Third: The 256 DLA organs have numbers 0, 1,… , 255, i.e. all 8-digit binary numbers. It is desirable to give the 32 minor cycles in each DLA organ equally fixed numbers 0, 1,…, 31 i.e. all 5-digit binary numbers. Now the DLA organs are definite physical objects, hence their enumeration offers no difficulties. The minor cycles in a given DLA organ, on the other hand, are merely moving loci, at which certain combinations of 32 possible stimuli may be located. Alternatively, looking at the situation at the output end of the DLA organ, a minor cycle is a sequence of 32 periods τ , this sequence being considered to be periodically returning after every 1,024 periods τ . One might say that a minor cycle is a 32τ “hour” of a 1,024τ “day,” the “day” thus having 32 “hours.” It is now convenient to fix one of these “hours,” i.e. minor cycles, as zero or {“first”} and let it be at the same time at the outputs of all 256 DLA organs of M. We can then attribute each “hour”, i.e. minor cycle, its number 0, 1,…, 31, by counting from there. We assume accordingly that such a convention is established—noting that the minor cycles of any given number appear at the same time at the outputs of all 256 DLA organs of M.
Thus each DLA organ has now a number µ = 0, 1,…, 255 (or 8-digit binary), and each minor cycle in it has a number ρ = 0, 1,…, 31 (or 5-digit binary).
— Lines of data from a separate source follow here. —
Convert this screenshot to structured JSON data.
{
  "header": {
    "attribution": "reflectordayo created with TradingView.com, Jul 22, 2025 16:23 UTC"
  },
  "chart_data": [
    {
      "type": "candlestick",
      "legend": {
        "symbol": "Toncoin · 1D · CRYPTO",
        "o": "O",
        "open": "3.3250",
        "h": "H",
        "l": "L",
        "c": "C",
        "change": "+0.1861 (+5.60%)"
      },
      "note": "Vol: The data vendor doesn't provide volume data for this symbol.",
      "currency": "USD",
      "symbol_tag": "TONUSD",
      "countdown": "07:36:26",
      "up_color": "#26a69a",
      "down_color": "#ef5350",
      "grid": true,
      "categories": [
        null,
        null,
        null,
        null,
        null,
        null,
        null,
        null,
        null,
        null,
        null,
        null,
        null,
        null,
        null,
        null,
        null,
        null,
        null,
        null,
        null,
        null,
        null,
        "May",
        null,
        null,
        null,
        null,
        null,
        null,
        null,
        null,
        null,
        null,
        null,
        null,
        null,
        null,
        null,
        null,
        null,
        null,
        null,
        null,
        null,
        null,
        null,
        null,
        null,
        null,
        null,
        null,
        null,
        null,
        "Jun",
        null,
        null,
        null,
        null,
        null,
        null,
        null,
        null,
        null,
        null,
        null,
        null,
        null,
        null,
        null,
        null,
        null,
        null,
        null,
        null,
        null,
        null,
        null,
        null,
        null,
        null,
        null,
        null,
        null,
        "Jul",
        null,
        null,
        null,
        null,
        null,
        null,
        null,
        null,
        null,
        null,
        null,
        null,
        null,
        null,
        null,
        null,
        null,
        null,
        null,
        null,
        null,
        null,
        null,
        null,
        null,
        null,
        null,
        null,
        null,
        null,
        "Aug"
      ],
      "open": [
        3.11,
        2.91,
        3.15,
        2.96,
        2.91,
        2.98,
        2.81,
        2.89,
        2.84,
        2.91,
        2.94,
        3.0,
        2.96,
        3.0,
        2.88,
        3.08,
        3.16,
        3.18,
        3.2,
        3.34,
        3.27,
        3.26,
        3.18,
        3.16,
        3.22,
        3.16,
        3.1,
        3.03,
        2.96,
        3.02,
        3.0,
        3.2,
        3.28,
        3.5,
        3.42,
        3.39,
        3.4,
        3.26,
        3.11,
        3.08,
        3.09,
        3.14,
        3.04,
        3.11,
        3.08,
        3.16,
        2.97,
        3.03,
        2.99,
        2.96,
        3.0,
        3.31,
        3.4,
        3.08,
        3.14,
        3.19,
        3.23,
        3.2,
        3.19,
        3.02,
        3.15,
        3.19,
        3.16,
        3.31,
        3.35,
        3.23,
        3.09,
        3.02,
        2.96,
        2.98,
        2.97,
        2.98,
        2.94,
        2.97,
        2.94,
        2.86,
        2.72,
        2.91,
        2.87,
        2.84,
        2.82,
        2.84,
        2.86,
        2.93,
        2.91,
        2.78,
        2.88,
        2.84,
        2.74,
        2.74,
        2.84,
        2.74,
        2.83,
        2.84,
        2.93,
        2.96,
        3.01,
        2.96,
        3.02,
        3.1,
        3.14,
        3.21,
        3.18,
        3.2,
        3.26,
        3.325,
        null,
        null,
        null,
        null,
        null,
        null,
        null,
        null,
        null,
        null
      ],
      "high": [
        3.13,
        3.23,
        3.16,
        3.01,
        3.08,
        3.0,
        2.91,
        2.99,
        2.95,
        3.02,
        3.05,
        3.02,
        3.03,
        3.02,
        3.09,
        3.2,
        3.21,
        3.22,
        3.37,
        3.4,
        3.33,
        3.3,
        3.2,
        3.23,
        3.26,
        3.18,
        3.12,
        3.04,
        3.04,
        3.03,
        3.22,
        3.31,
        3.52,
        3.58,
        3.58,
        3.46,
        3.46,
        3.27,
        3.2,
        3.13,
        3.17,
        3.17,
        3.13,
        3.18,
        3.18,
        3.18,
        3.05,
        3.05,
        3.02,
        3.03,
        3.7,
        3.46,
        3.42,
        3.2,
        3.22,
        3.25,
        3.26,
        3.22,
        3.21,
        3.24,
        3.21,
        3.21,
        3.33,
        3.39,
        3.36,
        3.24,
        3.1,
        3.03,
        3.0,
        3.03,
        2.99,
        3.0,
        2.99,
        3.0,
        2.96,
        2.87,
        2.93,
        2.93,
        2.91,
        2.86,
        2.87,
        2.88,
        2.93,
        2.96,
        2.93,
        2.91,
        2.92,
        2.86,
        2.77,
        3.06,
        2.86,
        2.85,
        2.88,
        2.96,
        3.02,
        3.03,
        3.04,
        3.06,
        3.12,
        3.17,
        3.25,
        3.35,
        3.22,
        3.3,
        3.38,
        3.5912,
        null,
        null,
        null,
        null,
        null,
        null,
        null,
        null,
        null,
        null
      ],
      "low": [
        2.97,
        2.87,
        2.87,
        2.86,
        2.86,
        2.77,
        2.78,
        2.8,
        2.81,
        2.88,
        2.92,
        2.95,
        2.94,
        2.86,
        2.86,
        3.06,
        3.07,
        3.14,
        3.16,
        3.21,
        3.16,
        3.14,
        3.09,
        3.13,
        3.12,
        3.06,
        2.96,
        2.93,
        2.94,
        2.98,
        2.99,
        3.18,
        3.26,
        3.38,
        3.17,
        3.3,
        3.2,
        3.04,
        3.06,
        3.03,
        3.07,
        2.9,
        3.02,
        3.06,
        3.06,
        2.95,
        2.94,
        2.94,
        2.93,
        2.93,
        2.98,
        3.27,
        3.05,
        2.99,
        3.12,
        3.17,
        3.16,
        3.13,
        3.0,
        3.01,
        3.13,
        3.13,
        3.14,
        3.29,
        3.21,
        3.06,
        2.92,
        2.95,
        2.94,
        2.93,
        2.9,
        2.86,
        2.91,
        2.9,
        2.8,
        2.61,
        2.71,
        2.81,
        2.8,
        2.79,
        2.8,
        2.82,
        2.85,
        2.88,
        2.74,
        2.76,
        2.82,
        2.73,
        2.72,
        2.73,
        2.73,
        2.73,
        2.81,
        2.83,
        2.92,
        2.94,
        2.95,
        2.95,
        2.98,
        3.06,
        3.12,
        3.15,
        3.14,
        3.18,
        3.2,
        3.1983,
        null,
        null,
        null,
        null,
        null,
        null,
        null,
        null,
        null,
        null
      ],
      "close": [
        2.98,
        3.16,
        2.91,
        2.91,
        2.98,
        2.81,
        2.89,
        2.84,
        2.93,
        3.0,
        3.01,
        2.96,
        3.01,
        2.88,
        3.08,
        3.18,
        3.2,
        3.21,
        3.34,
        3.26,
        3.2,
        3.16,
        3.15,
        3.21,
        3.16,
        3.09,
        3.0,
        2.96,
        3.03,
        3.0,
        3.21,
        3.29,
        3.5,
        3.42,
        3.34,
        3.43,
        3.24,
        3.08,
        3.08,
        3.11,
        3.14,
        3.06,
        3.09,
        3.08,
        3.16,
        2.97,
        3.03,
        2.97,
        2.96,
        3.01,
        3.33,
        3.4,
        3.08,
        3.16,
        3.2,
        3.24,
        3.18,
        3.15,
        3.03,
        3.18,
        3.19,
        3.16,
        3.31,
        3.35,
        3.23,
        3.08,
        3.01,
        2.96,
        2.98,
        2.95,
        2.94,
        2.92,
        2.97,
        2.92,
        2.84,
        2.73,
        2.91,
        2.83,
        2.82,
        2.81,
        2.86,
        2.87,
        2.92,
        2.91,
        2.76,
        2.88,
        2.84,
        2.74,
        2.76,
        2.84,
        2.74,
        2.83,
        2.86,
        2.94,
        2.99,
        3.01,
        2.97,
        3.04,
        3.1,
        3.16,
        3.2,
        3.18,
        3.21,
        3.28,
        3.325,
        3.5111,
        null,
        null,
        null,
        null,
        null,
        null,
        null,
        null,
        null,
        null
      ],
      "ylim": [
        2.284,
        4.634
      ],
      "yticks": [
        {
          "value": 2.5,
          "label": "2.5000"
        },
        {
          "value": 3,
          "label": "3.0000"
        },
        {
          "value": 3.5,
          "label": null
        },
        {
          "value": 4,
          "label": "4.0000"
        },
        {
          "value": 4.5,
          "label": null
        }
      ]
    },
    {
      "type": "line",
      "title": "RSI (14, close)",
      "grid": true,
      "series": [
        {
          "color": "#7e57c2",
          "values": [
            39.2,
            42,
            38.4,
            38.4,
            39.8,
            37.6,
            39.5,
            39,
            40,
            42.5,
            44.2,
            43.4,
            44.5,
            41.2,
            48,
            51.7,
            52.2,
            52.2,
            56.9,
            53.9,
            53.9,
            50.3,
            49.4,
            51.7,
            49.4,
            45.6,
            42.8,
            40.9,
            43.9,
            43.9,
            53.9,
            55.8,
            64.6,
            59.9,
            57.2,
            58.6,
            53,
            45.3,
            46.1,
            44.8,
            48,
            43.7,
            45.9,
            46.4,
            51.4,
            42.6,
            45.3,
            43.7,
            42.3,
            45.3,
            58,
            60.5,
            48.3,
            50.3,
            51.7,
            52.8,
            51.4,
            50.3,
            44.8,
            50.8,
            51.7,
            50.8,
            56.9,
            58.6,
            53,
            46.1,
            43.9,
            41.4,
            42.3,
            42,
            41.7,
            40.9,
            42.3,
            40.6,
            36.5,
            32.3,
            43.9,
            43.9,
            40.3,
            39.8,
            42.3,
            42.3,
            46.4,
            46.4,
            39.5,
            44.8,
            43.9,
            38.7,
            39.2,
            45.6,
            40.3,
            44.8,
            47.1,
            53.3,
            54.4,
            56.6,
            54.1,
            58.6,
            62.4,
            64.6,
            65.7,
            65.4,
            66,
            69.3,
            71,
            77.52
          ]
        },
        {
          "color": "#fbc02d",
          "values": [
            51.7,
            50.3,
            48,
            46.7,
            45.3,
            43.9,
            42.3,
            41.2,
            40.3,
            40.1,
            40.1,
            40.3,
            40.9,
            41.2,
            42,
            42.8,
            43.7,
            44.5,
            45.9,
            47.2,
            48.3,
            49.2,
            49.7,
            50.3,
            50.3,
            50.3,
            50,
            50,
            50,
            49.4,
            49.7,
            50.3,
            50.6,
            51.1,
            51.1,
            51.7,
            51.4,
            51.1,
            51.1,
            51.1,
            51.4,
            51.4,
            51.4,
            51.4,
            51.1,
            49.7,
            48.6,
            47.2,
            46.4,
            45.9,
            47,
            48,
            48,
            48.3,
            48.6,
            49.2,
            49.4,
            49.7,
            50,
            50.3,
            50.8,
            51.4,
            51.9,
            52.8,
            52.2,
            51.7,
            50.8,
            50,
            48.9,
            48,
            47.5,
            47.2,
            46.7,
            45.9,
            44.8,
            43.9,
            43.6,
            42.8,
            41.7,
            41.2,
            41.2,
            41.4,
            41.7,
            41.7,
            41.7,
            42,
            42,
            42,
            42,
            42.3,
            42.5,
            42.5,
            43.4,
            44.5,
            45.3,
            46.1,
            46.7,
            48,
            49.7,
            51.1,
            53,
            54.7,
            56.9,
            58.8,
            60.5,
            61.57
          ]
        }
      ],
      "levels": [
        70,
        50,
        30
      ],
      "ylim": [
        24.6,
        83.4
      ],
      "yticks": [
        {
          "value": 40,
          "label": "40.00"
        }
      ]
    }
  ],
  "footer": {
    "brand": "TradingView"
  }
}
A minor cycle is completely defined within M by specifying both numbers µ, ρ. Due to these relationships we propose to call a DLA organ a major cycle.
Fourth: As the contents of a minor cycle make their transit across a DLA organ, i.e. a major cycle, the minor cycles number ρ clearly remains the same. When it reaches the output and is then cycled back into the input of a major cycle the number ρ is still not changed (since it will reach the output again after 1,024 periods τ , and we have synchronism in all DLA organs, and a 1,024 τ periodicity, cf. above), but µ changes to the number of the new major cycle. For individual cycling, the arrangement of Figure 19 (a), this means that µ, too, remains unchanged. For serial cycling, the arrangement of Figure 19 (b), this means that µ usually increases by 1, except that at the end of such a series of, say, s major cycles it decreases by s − 1.
These observations about the fate of a minor cycle after it has appeared at the output of its major cycle apply as such when that major cycle is undisturbed, i.e. when it is off in the sense of 13.2. When it is on, in the same sense, but in the first case of 13.3, then our observations are obviously still valid—i.e. they hold as long as the minor cycle is not being cleared. When it is being cleared, i.e. in the second case of 13.3, then those observations apply to the minor cycle which replaces the one that has been cleared.